Afinal, continuam 9 pessoas no prédio Coutinho. Moradores acusam VianaPolis de “criar fake news”

Abel F.Dantas / ZAP

O casal que chegou a acordo com a VianaPolis tem um apartamento no prédio Coutinho, em Viana do Castelo, mas não faz parte das nove pessoas que ainda continuam no edifício.

Esta terça-feira, a VianaPolis informou à Lusa ter chegado a acordo com um casal que detinha um apartamento no prédio Coutinho, em Viana do Castelo, onde, segundo a sociedade, ainda permaneciam sete pessoas em cinco frações.

No entanto, segundo uma das moradoras, Maria José da Ponte, contactada pelo Expresso, esta é uma notícia “falsa”. “Garanto-lhe que é falsa. A VianaPolis está a criar fake news para gerar desconforto nos moradores e manipular a opinião pública”.

“O senhor Francisco Rocha e a esposa, Raquel, estão à minha frente. Estamos a tomar café, em frente ao jardim. O Valdemar Cunha e a mulher também não são, porque ele próprio me ligou espantado com a notícia. Do outro lado vivem o senhor Armando Cunha e a mulher, Fernanda, mas também não são eles, nem tão pouco o ‘coronel’ José Santos, que hoje até se deslocou ao Porto, porque a mulher está a fazer tratamento oncológico”.

Entretanto, fonte da VianaPolis esclareceu ao Observador que o casal em questão, que detém efetivamente um apartamento no prédio Coutinho, mas apenas o utiliza esporadicamente, não faz parte das nove pessoas que ainda continuam no edifício. Ou seja, o número de moradores mantém-se em nove. O casal aceitou a proposta do tribunal de receber ou uma casa ou o valor definido como indemnização.

“A VianaPolis uma vezes conta apenas as pessoas que continuam a viver cá e outras vezes não. Neste caso, trata-se de pessoas que vivem em Lisboa e só eram vistas no apartamento de vez em quando. Já tinham tirado tudo, só ainda não tinham entregado as chaves, mas nunca fizeram parte da nossa luta“, afiança Maria José ao Expresso.

O despejo do edifício Jardim, localmente conhecido por prédio Coutinho, esteve previsto para 24 de junho, na sequência de uma decisão do Tribunal Administrativo e Fiscal de Braga (TAFB) que declarou improcedente a providência cautelar movida em março de 2018.

No entanto, os moradores recusaram-se a sair. A sociedade que gere o programa Polis de Viana do Castelo determinou que quem saísse do prédio não era autorizado a regressar, cortou a eletricidade, o gás e a água de todas as frações do prédio, impediu a entrada de outras pessoas e de bens, bem como avançou com a “desconstrução” do edifício.

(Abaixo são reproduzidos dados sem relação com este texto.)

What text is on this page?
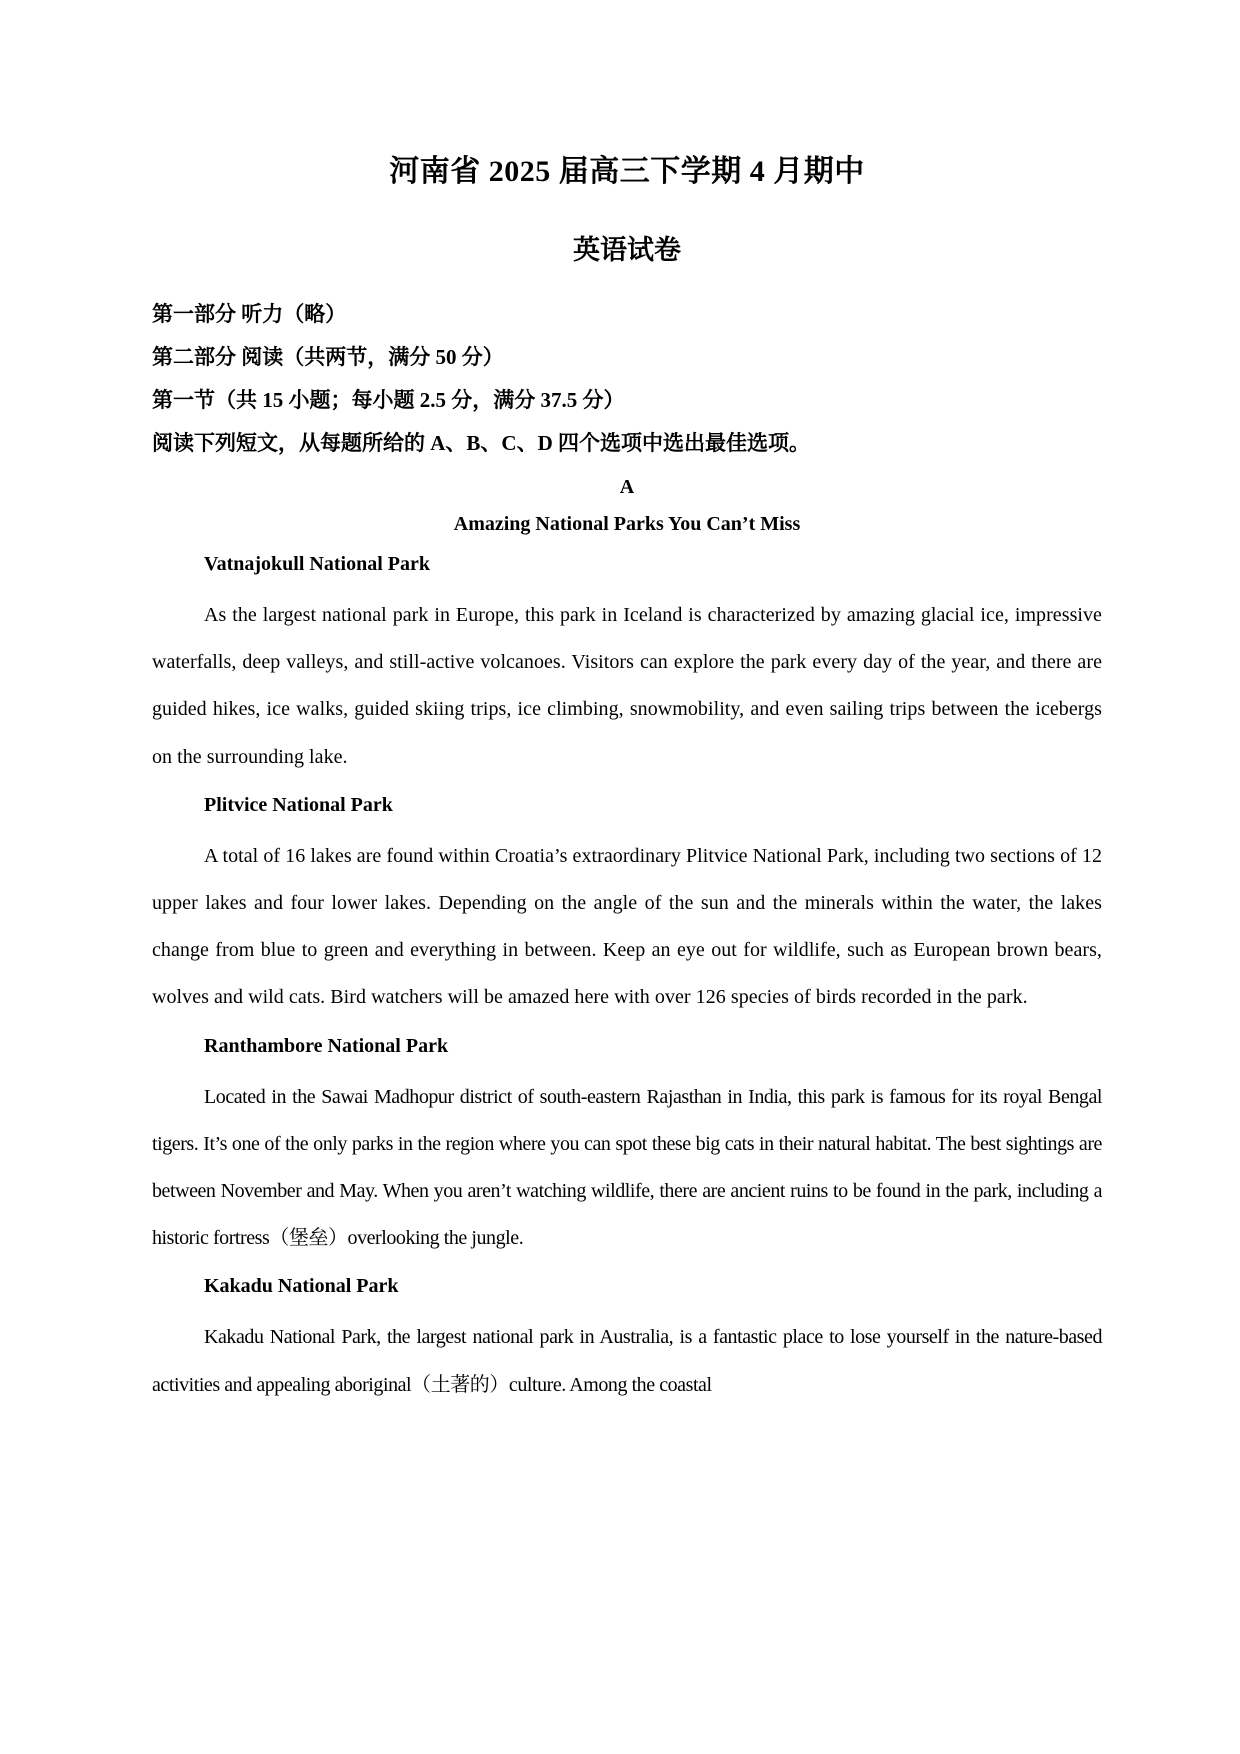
河南省 2025 届高三下学期 4 月期中
英语试卷

第一部分 听力（略）

第二部分 阅读（共两节，满分 50 分）

第一节（共 15 小题；每小题 2.5 分，满分 37.5 分）

阅读下列短文，从每题所给的 A、B、C、D 四个选项中选出最佳选项。

A
Amazing National Parks You Can’t Miss
Vatnajokull National Park

As the largest national park in Europe, this park in Iceland is characterized by amazing glacial ice, impressive waterfalls, deep valleys, and still-active volcanoes. Visitors can explore the park every day of the year, and there are guided hikes, ice walks, guided skiing trips, ice climbing, snowmobility, and even sailing trips between the icebergs on the surrounding lake.

Plitvice National Park

A total of 16 lakes are found within Croatia’s extraordinary Plitvice National Park, including two sections of 12 upper lakes and four lower lakes. Depending on the angle of the sun and the minerals within the water, the lakes change from blue to green and everything in between. Keep an eye out for wildlife, such as European brown bears, wolves and wild cats. Bird watchers will be amazed here with over 126 species of birds recorded in the park.

Ranthambore National Park

Located in the Sawai Madhopur district of south-eastern Rajasthan in India, this park is famous for its royal Bengal tigers. It’s one of the only parks in the region where you can spot these big cats in their natural habitat. The best sightings are between November and May. When you aren’t watching wildlife, there are ancient ruins to be found in the park, including a historic fortress（堡垒）overlooking the jungle.

Kakadu National Park

Kakadu National Park, the largest national park in Australia, is a fantastic place to lose yourself in the nature-based activities and appealing aboriginal（土著的）culture. Among the coastal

No dia 1 de julho, o Tribunal Administrativo e Fiscal (TAF) de Braga aceitou a providência cautelar movida pelos últimos moradores do prédio, ficando assim suspensos os despejos. Os serviços de água, luz e gás foram restabelecidos progressivamente.

O prédio Coutinho é um edifício de 13 andares situado no Centro Histórico de Viana do Castelo que o Programa Polis quer demolir, considerando que choca com a linha urbanística da zona.

A demolição está prevista desde 2000, mas ainda não foi concretizada porque os moradores interpuseram uma série de ações em tribunal para travar a operação. Segundo a VianaPolis, “das 105 frações do edifício, 90 são habitacionais”, sendo que, naquele prédio, chegaram a viver cerca de 300 pessoas.

Na quarta-feira passada, o presidente da Câmara de Viana do Castelo, José Maria Costa, admitiu que os últimos moradores do prédio poderão ser retirados “coercivamente”, considerando que são “ocupantes ilegais” das frações do edifício.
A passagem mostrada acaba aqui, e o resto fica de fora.